Kganyago does indeed appear allergic to controlling those outflows, for as he told the International Monetary Fund in a major speech on July 11, “when sanctions were lifted at the end of apartheid, we looked forward to restoring access to global financial markets. We also appreciated that the end of sanctions did not mean the taps were open. Foreign investors all loved South Africa, but they would not invest based on warm feelings. And there was going to be a limit on how much investment we could attract, even with good policies.”

Yet, he continued, this condition led policy-makers to even further neo-liberal concessions to attract foreigners: “Interest rates would then have to rise to rebalance savings and investment, slowing growth. This was the core problem statement of the macroeconomic strategy adopted by the Mandela government in 1996. The goal was to attract more foreign savings, apply some fiscal discipline to improve the country’s investment profile and reduce government’s demands for savings, thereby permitting lower interest rates to allow more private sector investment.”

Although he claims the policy “worked,” nearly all the 1996 ‘Growth, Employment and Redistribution’ targets failed, with the exception of a lower budget deficit and lower-than-expected inflation. The economy suffered Decline, Unemployment and Polarisation Economics, as society and business – and Mandela, too – were duped by Treasury and the SARB.

Another mandate the SARB claims is to “regulate financial institutions and market infrastructures to promote and enhance their safety and soundness and support financial stability.” But not only has the rand been terribly unstable, but South Africa’s stock market has also suffered from having the highest sustained ‘Buffett Indicator’ of overvalued shares in relation to the economic output of any country in history.

Between 2000-20, that indicator tripled, while in the US, it doubled, and in the world, as a whole, it increased only 50%.

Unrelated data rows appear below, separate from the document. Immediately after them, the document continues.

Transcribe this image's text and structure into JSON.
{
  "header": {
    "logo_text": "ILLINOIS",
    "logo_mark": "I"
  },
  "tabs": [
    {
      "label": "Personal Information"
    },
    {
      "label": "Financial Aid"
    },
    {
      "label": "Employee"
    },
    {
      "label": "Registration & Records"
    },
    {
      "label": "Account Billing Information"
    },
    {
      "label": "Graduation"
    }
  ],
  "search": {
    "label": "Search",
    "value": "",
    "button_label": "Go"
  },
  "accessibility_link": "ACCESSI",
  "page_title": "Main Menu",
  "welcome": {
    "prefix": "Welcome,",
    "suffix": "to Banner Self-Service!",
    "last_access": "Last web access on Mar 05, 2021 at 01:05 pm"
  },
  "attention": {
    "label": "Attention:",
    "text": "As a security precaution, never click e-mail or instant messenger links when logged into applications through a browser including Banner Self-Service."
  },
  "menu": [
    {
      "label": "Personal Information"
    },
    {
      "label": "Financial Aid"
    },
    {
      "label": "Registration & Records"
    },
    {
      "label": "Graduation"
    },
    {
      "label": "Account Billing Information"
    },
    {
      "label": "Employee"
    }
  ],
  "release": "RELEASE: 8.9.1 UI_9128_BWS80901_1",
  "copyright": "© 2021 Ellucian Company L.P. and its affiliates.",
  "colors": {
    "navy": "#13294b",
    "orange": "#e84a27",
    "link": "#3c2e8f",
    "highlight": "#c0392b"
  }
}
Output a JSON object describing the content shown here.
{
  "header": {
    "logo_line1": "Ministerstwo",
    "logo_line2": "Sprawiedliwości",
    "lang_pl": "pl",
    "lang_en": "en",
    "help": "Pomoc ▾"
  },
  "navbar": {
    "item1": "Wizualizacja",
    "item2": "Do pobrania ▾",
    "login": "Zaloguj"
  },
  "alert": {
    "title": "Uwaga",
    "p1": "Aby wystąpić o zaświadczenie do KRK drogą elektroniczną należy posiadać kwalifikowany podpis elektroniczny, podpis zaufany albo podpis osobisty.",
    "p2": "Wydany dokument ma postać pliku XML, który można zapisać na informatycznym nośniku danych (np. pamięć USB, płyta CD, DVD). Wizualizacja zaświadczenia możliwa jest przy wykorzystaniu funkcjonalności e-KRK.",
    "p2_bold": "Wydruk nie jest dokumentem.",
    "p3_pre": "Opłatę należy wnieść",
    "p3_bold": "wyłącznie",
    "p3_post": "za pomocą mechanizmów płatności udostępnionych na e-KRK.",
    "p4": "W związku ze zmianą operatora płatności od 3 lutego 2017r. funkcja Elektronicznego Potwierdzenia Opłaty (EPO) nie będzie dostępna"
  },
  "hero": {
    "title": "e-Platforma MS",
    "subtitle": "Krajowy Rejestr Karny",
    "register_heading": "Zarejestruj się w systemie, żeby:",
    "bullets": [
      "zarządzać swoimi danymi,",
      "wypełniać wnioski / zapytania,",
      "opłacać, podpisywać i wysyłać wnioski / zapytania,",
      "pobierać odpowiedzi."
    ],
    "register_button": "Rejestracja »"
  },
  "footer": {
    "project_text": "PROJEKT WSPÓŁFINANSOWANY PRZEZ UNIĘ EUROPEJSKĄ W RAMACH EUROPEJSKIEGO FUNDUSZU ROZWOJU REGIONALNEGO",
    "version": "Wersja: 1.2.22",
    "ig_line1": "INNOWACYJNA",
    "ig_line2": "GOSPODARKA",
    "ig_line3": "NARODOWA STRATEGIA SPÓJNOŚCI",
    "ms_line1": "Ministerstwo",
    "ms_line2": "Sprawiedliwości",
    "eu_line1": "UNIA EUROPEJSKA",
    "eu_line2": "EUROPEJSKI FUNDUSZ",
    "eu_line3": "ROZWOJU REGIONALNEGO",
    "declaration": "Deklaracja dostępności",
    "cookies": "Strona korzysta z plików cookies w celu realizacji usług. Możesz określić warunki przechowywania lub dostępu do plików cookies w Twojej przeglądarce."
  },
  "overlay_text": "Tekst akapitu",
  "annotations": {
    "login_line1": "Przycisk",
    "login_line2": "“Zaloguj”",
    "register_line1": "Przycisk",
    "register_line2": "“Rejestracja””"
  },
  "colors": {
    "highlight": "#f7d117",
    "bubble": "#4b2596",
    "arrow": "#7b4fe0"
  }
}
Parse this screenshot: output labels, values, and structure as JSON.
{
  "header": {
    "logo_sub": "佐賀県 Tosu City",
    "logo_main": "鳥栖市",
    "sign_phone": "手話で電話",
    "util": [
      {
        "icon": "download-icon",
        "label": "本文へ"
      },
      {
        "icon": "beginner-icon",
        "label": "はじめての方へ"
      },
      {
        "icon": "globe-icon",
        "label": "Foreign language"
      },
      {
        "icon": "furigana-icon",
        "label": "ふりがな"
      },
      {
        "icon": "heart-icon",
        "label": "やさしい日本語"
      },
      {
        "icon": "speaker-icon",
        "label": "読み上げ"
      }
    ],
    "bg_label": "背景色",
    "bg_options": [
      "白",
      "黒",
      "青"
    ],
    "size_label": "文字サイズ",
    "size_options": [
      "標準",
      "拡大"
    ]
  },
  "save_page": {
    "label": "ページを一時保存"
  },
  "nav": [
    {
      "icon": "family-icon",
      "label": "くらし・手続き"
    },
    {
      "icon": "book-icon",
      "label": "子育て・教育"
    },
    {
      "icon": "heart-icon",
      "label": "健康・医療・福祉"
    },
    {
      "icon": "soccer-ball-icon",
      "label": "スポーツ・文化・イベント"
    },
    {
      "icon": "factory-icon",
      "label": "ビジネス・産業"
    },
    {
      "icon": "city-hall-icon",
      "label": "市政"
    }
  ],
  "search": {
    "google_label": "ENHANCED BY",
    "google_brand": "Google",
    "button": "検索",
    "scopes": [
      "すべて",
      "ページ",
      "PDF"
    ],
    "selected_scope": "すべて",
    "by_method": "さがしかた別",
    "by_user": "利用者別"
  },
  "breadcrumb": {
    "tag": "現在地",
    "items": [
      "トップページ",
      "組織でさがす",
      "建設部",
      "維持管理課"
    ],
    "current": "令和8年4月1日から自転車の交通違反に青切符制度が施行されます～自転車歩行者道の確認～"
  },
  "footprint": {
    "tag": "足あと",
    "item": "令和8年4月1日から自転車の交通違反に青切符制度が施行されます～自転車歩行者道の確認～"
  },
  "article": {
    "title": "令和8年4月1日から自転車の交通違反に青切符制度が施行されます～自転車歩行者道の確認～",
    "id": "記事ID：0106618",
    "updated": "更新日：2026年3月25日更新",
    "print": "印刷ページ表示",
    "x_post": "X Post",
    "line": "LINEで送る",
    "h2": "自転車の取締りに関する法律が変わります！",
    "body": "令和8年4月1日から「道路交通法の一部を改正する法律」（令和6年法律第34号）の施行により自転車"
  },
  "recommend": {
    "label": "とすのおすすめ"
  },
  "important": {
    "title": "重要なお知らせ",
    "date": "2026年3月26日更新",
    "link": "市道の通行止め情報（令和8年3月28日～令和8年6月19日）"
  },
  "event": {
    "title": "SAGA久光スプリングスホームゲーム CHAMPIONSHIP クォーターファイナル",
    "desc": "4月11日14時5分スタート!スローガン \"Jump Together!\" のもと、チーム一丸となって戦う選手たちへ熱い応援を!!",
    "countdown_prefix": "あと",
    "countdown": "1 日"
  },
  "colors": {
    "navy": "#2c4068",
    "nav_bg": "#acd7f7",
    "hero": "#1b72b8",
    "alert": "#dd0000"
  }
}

Forslund is correct to complain, “The truth is that the Reserve Bank is inflicting extreme pain on the poor to protect the financiers’ investments in the speculative financial sectors and to protect the interests of large creditors.”

The challenge for a genuinely democratic Reserve Bank – not one insulated from society thanks to its official “independence” and its ownership by commercial banks – in a future, more responsive government would be lower interest rates for ordinary people and tighter exchange controls to prevent a run on the currency.

Kganyago won bankers’ applause – and became chair of the policy-setting IMF monetary and financial policy committee – by adopting the opposite approach. And we’re all the worse off as a result.

* Professor Patrick Bond is Distinguished Professor and Director of the Centre for Social Change at the University of Johannesburg.